Recently I have had friends with requests to pray for their loved ones health in my Facebook, so it prompts me to write today about my thoughts on aging.
It’s been a very long time since we heard of the death of Bob Eagle, our fair city’s man of Public Works, so I dedicate this article to his spirit, for he taught me and many, many people to love life and the nature we see all around us.
I think of people walking on the pier and laughing and then those that we don’t see, or do not choose to see.
Do we see the frail woman on the bench, the one holding the cane?  She is shaking uncontrollably as she slowly gets up from it.
She is not asking for help from anyone, just enjoying the view at the pier as we all do.
This is what people who are healthy and young do too, except they have more energy and ability, that’s all.
We must not have sorrow for the old but embrace the thought of aging instead.
To be afraid is to give up—and this frail woman has clearly not given up and neither should we, who are younger.

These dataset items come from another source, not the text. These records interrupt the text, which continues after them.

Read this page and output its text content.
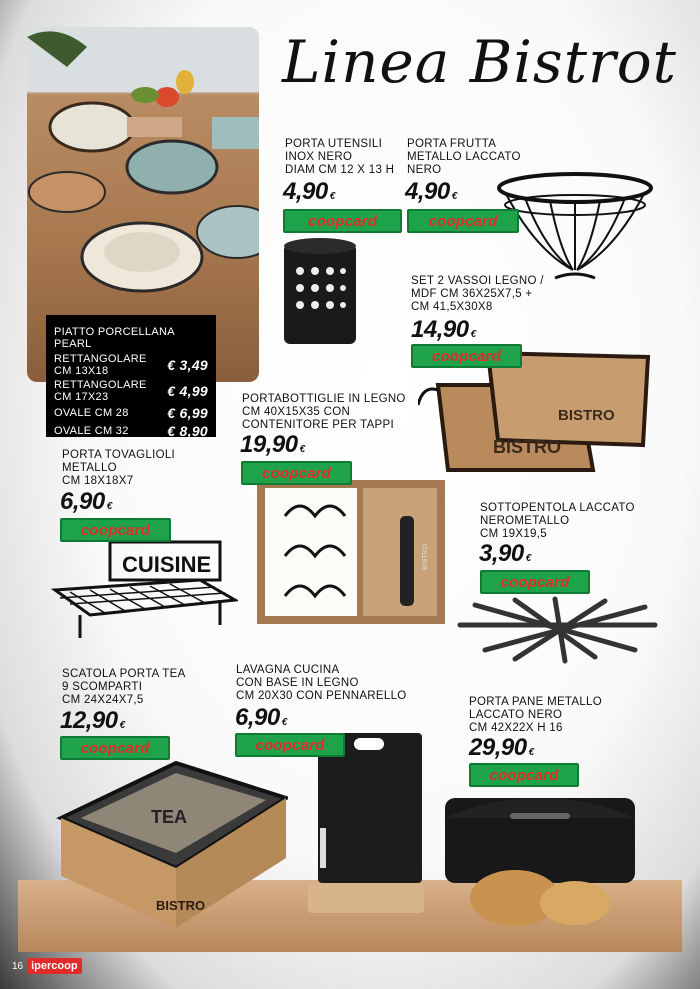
PIATTO PORCELLANA PEARL
RETTANGOLARE
CM 13X18	€ 3,49
RETTANGOLARE
CM 17X23	€ 4,99
OVALE CM 28	€ 6,99
OVALE CM 32	€ 8,90
Linea Bistrot
BISTRO
BISTRO
BISTRO
CUISINE
TEA
BISTRO
PORTA UTENSILI
INOX NERO
DIAM CM 12 X 13 H
4,90 €
coopcard
PORTA FRUTTA
METALLO LACCATO
NERO
4,90 €
coopcard
SET 2 VASSOI LEGNO /
MDF CM 36X25X7,5 +
CM 41,5X30X8
14,90 €
coopcard
PORTABOTTIGLIE IN LEGNO
CM 40X15X35 CON
CONTENITORE PER TAPPI
19,90 €
coopcard
PORTA TOVAGLIOLI
METALLO
CM 18X18X7
6,90 €
coopcard
SOTTOPENTOLA LACCATO
NEROMETALLO
CM 19X19,5
3,90 €
coopcard
SCATOLA PORTA TEA
9 SCOMPARTI
CM 24X24X7,5
12,90 €
coopcard
LAVAGNA CUCINA
CON BASE IN LEGNO
CM 20X30 CON PENNARELLO
6,90 €
coopcard
PORTA PANE METALLO
LACCATO NERO
CM 42X22X H 16
29,90 €
coopcard
16 ipercoop
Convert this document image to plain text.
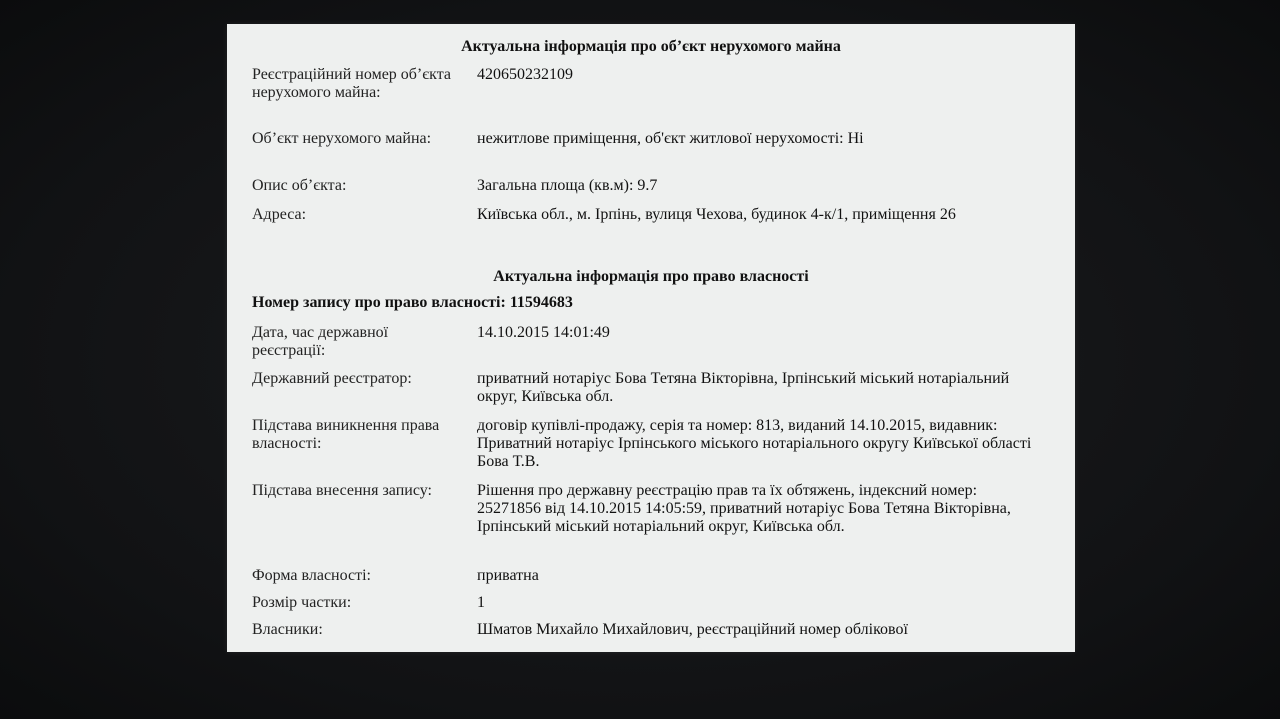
Актуальна інформація про об’єкт нерухомого майна
Реєстраційний номер об’єкта нерухомого майна:
420650232109
Об’єкт нерухомого майна:	нежитлове приміщення, об'єкт житлової нерухомості: Ні
Опис об’єкта:	Загальна площа (кв.м): 9.7
Адреса:	Київська обл., м. Ірпінь, вулиця Чехова, будинок 4-к/1, приміщення 26
Актуальна інформація про право власності
Номер запису про право власності: 11594683
Дата, час державної реєстрації:
14.10.2015 14:01:49
Державний реєстратор:	приватний нотаріус Бова Тетяна Вікторівна, Ірпінський міський нотаріальний округ, Київська обл.
Підстава виникнення права власності:
договір купівлі-продажу, серія та номер: 813, виданий 14.10.2015, видавник: Приватний нотаріус Ірпінського міського нотаріального округу Київської області Бова Т.В.
Підстава внесення запису:	Рішення про державну реєстрацію прав та їх обтяжень, індексний номер: 25271856 від 14.10.2015 14:05:59, приватний нотаріус Бова Тетяна Вікторівна, Ірпінський міський нотаріальний округ, Київська обл.
Форма власності:	приватна
Розмір частки:	1
Власники:	Шматов Михайло Михайлович, реєстраційний номер облікової
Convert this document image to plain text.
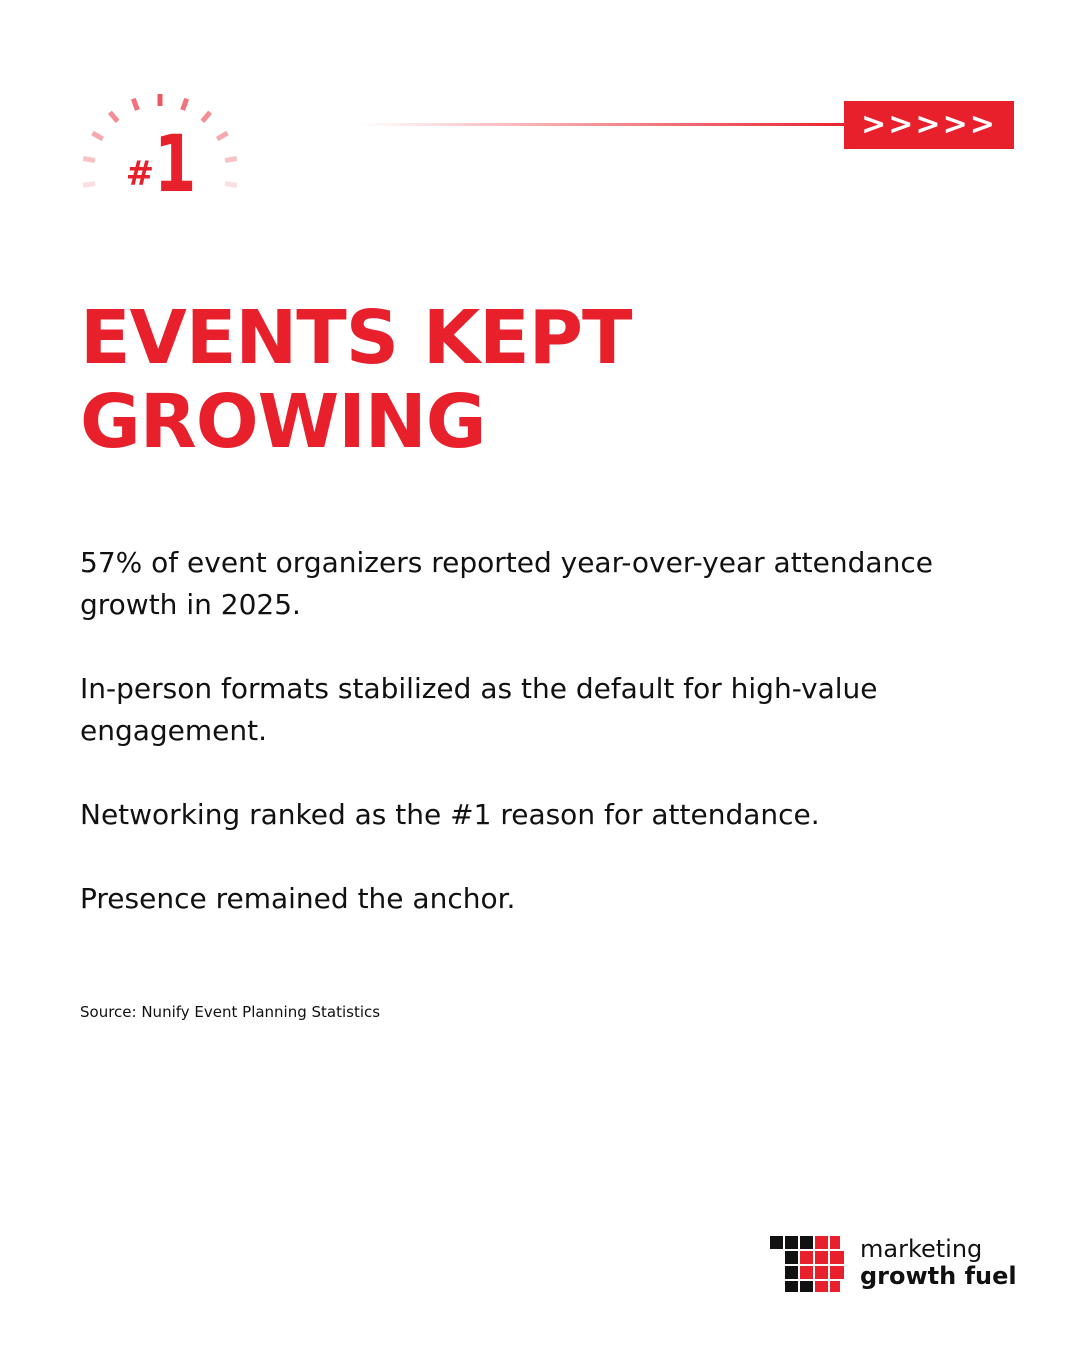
#1	>>>>>
EVENTS KEPT
GROWING

57% of event organizers reported year-over-year attendance growth in 2025.

In-person formats stabilized as the default for high-value engagement.

Networking ranked as the #1 reason for attendance.

Presence remained the anchor.

Source: Nunify Event Planning Statistics

marketing
growth fuel
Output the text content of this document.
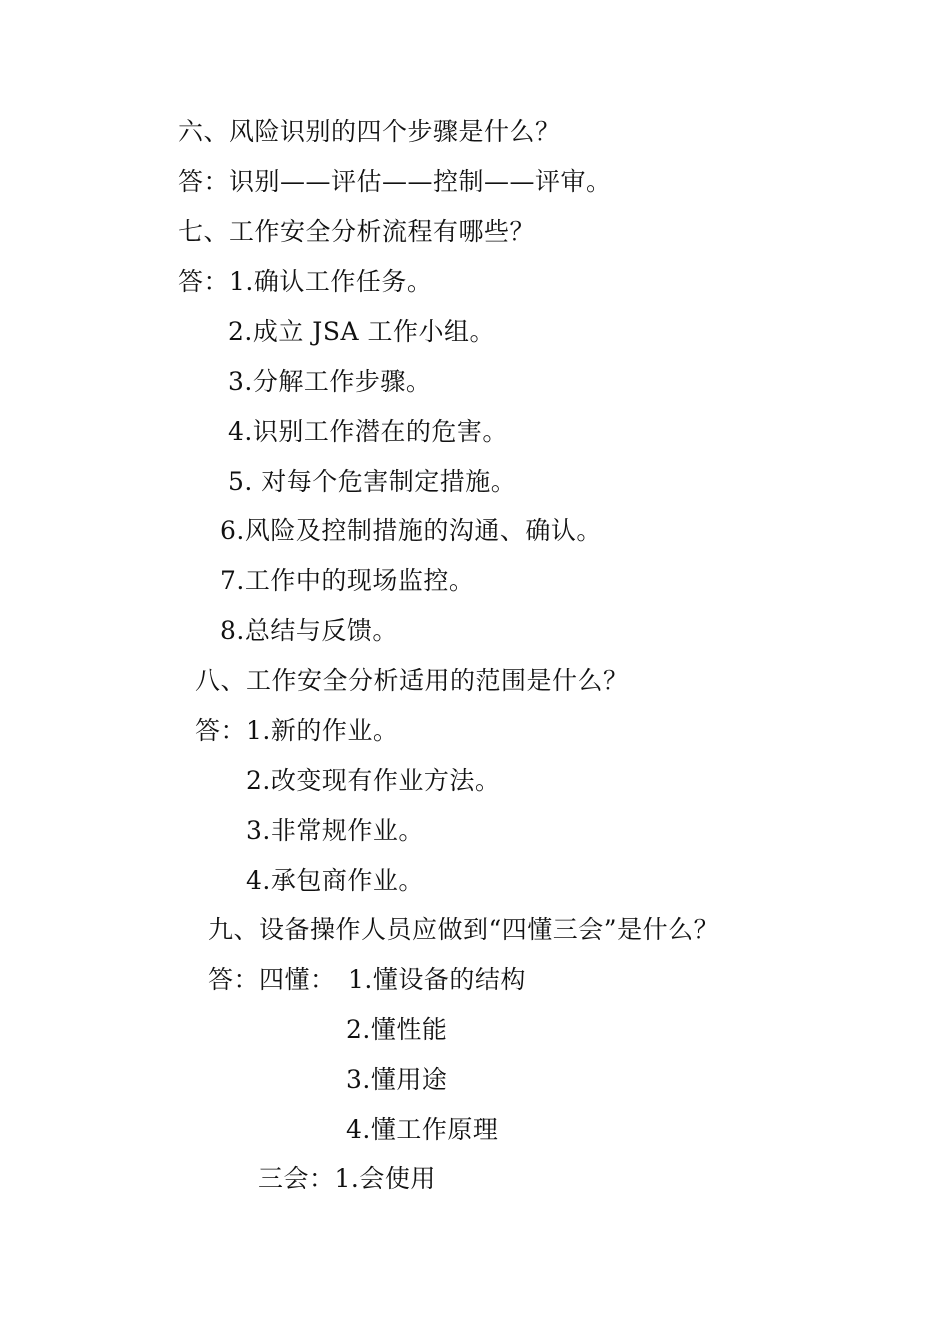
六、风险识别的四个步骤是什么？
答：识别——评估——控制——评审。
七、工作安全分析流程有哪些？
答：1.确认工作任务。
2.成立 JSA 工作小组。
3.分解工作步骤。
4.识别工作潜在的危害。
5. 对每个危害制定措施。
6.风险及控制措施的沟通、确认。
7.工作中的现场监控。
8.总结与反馈。
八、工作安全分析适用的范围是什么？
答：1.新的作业。
2.改变现有作业方法。
3.非常规作业。
4.承包商作业。
九、设备操作人员应做到“四懂三会”是什么？
答：四懂： 1.懂设备的结构
2.懂性能
3.懂用途
4.懂工作原理
三会：1.会使用
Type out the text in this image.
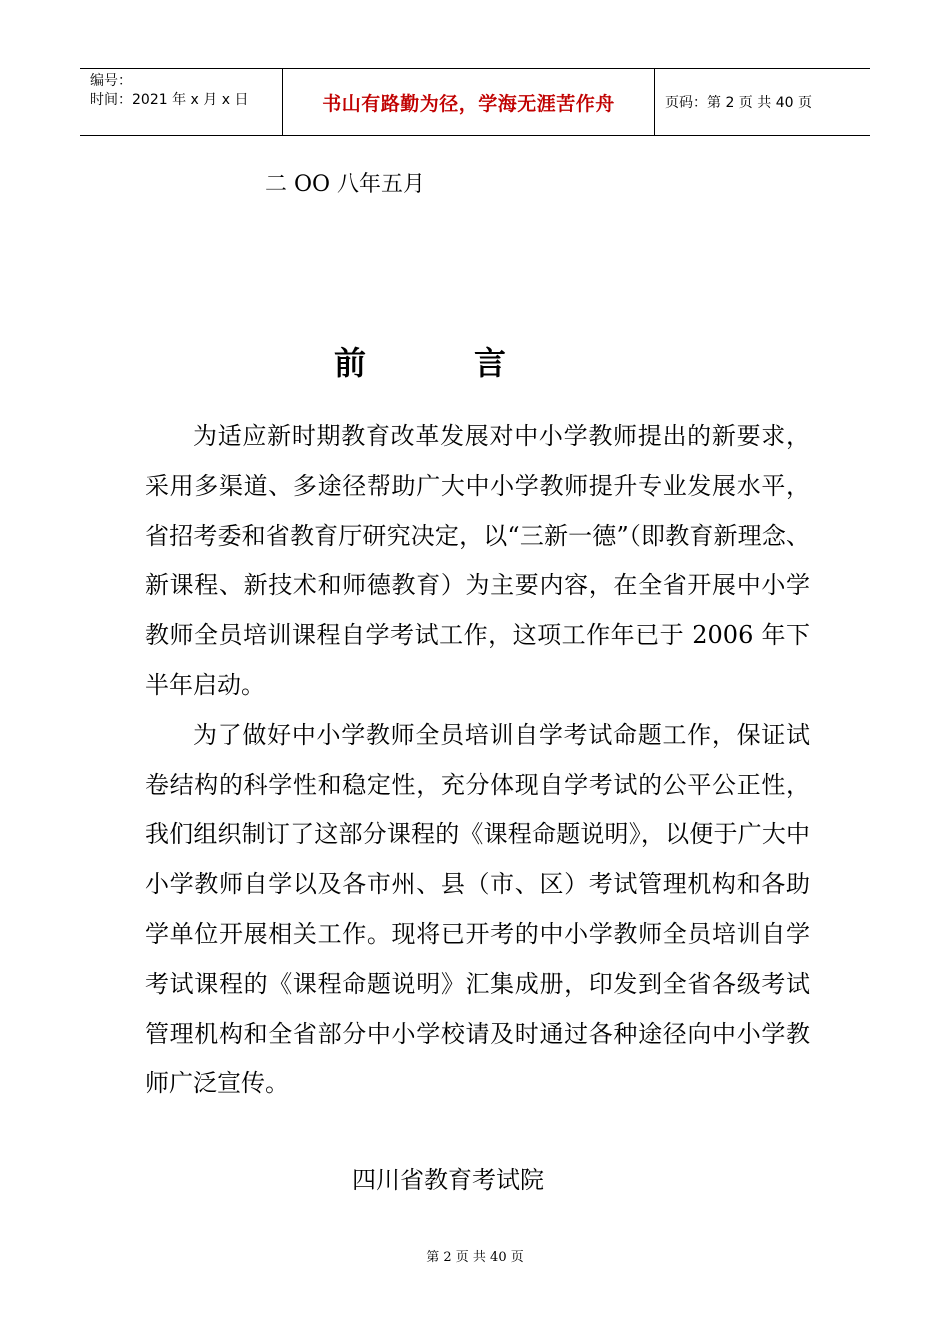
编号：
时间：2021 年 x 月 x 日	书山有路勤为径，学海无涯苦作舟	页码：第 2 页 共 40 页
二 OO 八年五月
前	言

为适应新时期教育改革发展对中小学教师提出的新要求，采用多渠道、多途径帮助广大中小学教师提升专业发展水平，省招考委和省教育厅研究决定，以“三新一德”（即教育新理念、新课程、新技术和师德教育）为主要内容，在全省开展中小学教师全员培训课程自学考试工作，这项工作年已于 2006 年下半年启动。

为了做好中小学教师全员培训自学考试命题工作，保证试卷结构的科学性和稳定性，充分体现自学考试的公平公正性，我们组织制订了这部分课程的《课程命题说明》，以便于广大中小学教师自学以及各市州、县（市、区）考试管理机构和各助学单位开展相关工作。现将已开考的中小学教师全员培训自学考试课程的《课程命题说明》汇集成册，印发到全省各级考试管理机构和全省部分中小学校请及时通过各种途径向中小学教师广泛宣传。

四川省教育考试院
第 2 页 共 40 页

I spoke with an elderly man recently at a hairdresser in Los Alamitos.  As I admired his wife’s fluffy and glamorous white hair, I looked at her as he did.
He told me they have loved each other since youth.  She was the one he wanted to spend the rest of his life with, and God bless him he has so far.
She recently had some health issues he was concerned with since she had a bad fall at home that prompted her to be in a wheelchair because of a broken hip.
He was taking care of her as we all do when someone gets hurt, but I saw something I do not see in all who I talk to when they talk about injury.
I saw that his love and devotion to her was something you just casually see every day.  His love for her was like the petals on a flower when it blooms—so poetic and beautiful it almost made me cry.  Later on, before he left, I smiled at him and said how nice it was to meet him.
What I should’ve told him was that it made me happy inside to see him and her together.
It made me happy because I was always so afraid of aging, but I realized that it’s all the same except for the years that fast forward.
It’s all the same because of attitude.
The old saying, “You are only as old as you feel” does apply here.
It is my father that tells me today to see and enjoy life the way it’s meant to be—to not constantly worry about things we have no control over.
He tells me to stay active and to not let my health go to pot.
That is what the wisdom of a 79-year-old tells me.
God bless him, his birthday is on March 27 and all I can think of is that we should all be so happy and wise.

Enea Ostrich is a resident of College Park East.